L’UMS EXIGE L’ANNULATION D'UN DECRET POLÉMIQUE
L’affectation du magistrat Ngor Diop, président du Tribunal d’instance de Podor, à la Cour d’appel de Thiès en qualité de conseiller, a provoqué l’ire de l’Union des Magistrats du Sénégal (Ums).

L’affectation du magistrat Ngor Diop, président du Tribunal d’instance de Podor, à la Cour d’appel de Thiès en qualité de conseiller, a provoqué l’ire de l’Union des Magistrats du Sénégal (Ums). Jugeant illégale la procédure qui sous-tend l’affectation de Ngor Diop, le président Souleymane Téliko et ses camarades exigent son annulation.
L’affectation du président du tribunal de Podor Ngor Diop, après avoir placé sous mandat de dépôt un dignitaire religieux de la localité, risque de faire couler beaucoup d’encre et de salive. Surtout que c’est intervenu dans un contexte où l’indépendance des juges est souvent remise en question.
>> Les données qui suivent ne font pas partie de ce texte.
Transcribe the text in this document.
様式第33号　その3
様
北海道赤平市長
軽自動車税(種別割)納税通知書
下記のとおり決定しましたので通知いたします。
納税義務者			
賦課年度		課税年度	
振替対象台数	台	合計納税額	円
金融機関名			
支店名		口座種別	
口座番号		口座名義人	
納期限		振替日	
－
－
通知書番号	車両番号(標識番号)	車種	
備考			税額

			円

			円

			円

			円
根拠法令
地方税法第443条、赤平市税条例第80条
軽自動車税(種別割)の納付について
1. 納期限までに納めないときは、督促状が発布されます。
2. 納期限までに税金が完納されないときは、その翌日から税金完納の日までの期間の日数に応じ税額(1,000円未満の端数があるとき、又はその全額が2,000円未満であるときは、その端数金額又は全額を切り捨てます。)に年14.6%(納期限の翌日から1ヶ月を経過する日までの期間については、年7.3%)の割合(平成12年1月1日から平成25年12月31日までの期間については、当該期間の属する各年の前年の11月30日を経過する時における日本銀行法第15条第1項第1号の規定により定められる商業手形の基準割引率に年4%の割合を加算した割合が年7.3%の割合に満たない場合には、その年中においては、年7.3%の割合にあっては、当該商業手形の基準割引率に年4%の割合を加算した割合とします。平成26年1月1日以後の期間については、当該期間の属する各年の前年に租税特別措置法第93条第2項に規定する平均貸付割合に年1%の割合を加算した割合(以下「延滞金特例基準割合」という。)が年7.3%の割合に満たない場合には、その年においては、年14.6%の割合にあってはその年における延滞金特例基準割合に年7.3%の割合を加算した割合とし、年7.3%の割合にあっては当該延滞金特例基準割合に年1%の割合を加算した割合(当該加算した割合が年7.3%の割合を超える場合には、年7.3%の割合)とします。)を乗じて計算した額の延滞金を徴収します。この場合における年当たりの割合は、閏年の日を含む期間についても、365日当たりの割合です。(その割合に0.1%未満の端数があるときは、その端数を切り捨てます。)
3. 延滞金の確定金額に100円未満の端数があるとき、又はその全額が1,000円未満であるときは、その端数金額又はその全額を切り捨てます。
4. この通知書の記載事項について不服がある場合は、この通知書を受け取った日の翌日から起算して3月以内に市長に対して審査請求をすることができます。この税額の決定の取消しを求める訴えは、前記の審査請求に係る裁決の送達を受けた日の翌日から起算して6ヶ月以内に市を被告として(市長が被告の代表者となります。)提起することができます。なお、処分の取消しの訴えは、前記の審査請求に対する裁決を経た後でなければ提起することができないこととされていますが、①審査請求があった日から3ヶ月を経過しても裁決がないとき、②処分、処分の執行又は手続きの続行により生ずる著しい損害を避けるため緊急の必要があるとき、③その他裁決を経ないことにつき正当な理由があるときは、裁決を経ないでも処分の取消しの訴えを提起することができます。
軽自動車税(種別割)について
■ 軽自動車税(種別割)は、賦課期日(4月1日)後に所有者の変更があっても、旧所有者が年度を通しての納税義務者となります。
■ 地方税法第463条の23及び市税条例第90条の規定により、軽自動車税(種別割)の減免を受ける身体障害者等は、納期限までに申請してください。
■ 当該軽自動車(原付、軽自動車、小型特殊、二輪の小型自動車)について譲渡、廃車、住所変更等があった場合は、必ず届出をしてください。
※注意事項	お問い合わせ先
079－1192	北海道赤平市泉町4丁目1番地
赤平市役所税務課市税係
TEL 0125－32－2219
D’ailleurs, l’Ums n’a pas tardé à monter au créneau pour demander l’annulation du décret relatif à cette affectation. «L’Ums, en accord avec l’intéressé, a pris la décision ferme de saisir la juridiction compétente pour solliciter l’annulation pure et simple de ce décret illégal», informent Souleymane Téliko et Cie dans un communiqué.
Se faisant l’avocat du juge déchu, l’Ums rappelle que «le magistrat Ngor Diop, président du Tribunal d’instance de Podor, a été affecté à la Cour d’appel de Thiès en qualité de conseiller par la procédure de consultation à domicile prévue par l’article 6 de la loi n° 2017-11 portant organisations et fonctionnement du Conseil Supérieur de la Magistrature. Cette procédure, qui ne se prête à aucune possibilité d’échanges entre les membres du conseil, ne devrait être utilisée qu’à titre exceptionnel».
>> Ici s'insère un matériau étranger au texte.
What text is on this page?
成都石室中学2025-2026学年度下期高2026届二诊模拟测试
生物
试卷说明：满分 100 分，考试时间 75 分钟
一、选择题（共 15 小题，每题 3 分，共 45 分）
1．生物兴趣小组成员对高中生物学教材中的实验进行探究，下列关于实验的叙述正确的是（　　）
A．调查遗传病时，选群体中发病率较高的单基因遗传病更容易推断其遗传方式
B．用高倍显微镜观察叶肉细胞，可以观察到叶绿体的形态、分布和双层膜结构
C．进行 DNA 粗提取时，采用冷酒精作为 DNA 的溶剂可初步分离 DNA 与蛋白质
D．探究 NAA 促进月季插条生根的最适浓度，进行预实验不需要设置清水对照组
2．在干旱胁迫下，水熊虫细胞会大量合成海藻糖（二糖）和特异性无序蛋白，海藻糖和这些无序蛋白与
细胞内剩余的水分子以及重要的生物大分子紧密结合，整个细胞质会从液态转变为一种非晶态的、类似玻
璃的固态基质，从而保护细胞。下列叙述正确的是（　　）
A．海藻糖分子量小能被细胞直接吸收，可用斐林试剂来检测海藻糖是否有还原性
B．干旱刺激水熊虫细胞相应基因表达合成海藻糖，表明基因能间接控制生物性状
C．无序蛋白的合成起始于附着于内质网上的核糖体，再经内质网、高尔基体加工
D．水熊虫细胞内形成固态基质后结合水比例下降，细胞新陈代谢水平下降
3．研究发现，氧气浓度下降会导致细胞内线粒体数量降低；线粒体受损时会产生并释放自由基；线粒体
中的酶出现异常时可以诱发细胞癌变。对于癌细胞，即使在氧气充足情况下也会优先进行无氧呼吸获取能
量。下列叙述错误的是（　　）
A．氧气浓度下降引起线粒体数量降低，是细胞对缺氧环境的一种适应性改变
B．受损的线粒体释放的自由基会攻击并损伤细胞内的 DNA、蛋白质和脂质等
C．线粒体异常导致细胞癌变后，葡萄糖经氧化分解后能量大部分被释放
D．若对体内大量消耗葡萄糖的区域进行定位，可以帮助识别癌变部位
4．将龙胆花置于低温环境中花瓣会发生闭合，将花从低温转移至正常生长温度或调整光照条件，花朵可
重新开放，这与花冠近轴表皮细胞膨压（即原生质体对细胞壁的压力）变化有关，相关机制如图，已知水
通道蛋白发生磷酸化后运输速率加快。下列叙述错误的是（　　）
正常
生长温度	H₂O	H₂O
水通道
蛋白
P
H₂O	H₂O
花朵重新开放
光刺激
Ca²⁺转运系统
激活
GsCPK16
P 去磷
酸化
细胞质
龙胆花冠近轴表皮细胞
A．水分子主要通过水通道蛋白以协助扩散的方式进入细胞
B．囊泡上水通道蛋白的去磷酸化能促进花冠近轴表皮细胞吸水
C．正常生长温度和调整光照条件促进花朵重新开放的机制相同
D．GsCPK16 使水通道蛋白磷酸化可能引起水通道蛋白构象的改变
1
Pour le syndicat des magistrats, la lettre et l’esprit de l’article 6 précité ne l’autorisent que pour des cas d’urgence avérée et relativement à des fonctions qui ne sont pas des postes de responsabilité.
Par conséquent, souligne l’Ums, «l’affectation de M. Ngor Diop n’aurait jamais dû intervenir par cette voie». S’appuyant sur l’article 6 du statut des magistrats, l’Ums indique que le juge Diop, n’ayant pas été consulté, ne pouvait être affecté qu’à la condition que les nécessités de service aient été dûment spécifiées, ce qui, en l’espèce, n’a pas été le cas. Et de se désoler : «Comment prétendre justifier par des nécessités de service l’affectation de ce magistrat à la Cour d’appel de Thiès alors qu’il est remplacé par un membre de cette même Cour ?»
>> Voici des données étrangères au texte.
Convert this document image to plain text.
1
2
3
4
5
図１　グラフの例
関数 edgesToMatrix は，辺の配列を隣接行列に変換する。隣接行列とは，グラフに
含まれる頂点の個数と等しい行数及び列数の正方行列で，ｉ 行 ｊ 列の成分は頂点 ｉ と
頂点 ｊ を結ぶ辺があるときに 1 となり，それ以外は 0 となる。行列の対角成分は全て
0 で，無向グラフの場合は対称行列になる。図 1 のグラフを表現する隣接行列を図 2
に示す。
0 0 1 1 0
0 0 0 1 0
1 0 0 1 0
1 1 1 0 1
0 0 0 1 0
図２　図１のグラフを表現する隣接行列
Evoquant les faits relatés dans la presse et selon lesquels quelques semaines avant le déclenchement de cette procédure de consultation à domicile, le président Ngor Diop avait mis sous mandat de dépôt un dignitaire religieux poursuivi pour des faits répétés et reconnus de dévastation de récoltes, menaces et voies de fait, Souleymane Téliko et ses camarades estiment que la proposition d’affectation, intervenue juste après, est une mesure de représailles prise contre un magistrat qui a entendu agir conformément à son serment, en toute indépendance. «L’affectation de M. Ngor Diop, qui n’a même pas comptabilisé deux ans à son poste de président de juridiction pour avoir été nommé en novembre 2018, constitue l’illustration parfaite de la précarité tant décriée du statut du magistrat dans notre pays», s’insurge l’Ums qui trouve qu’un recul est en train de se dessiner, au grand dam des magistrats. Dès lors, elle condamne fermement ce procédé qui, à ses yeux, constitue une atteinte grave à l’indépendance de la justice et à la dignité du magistrat.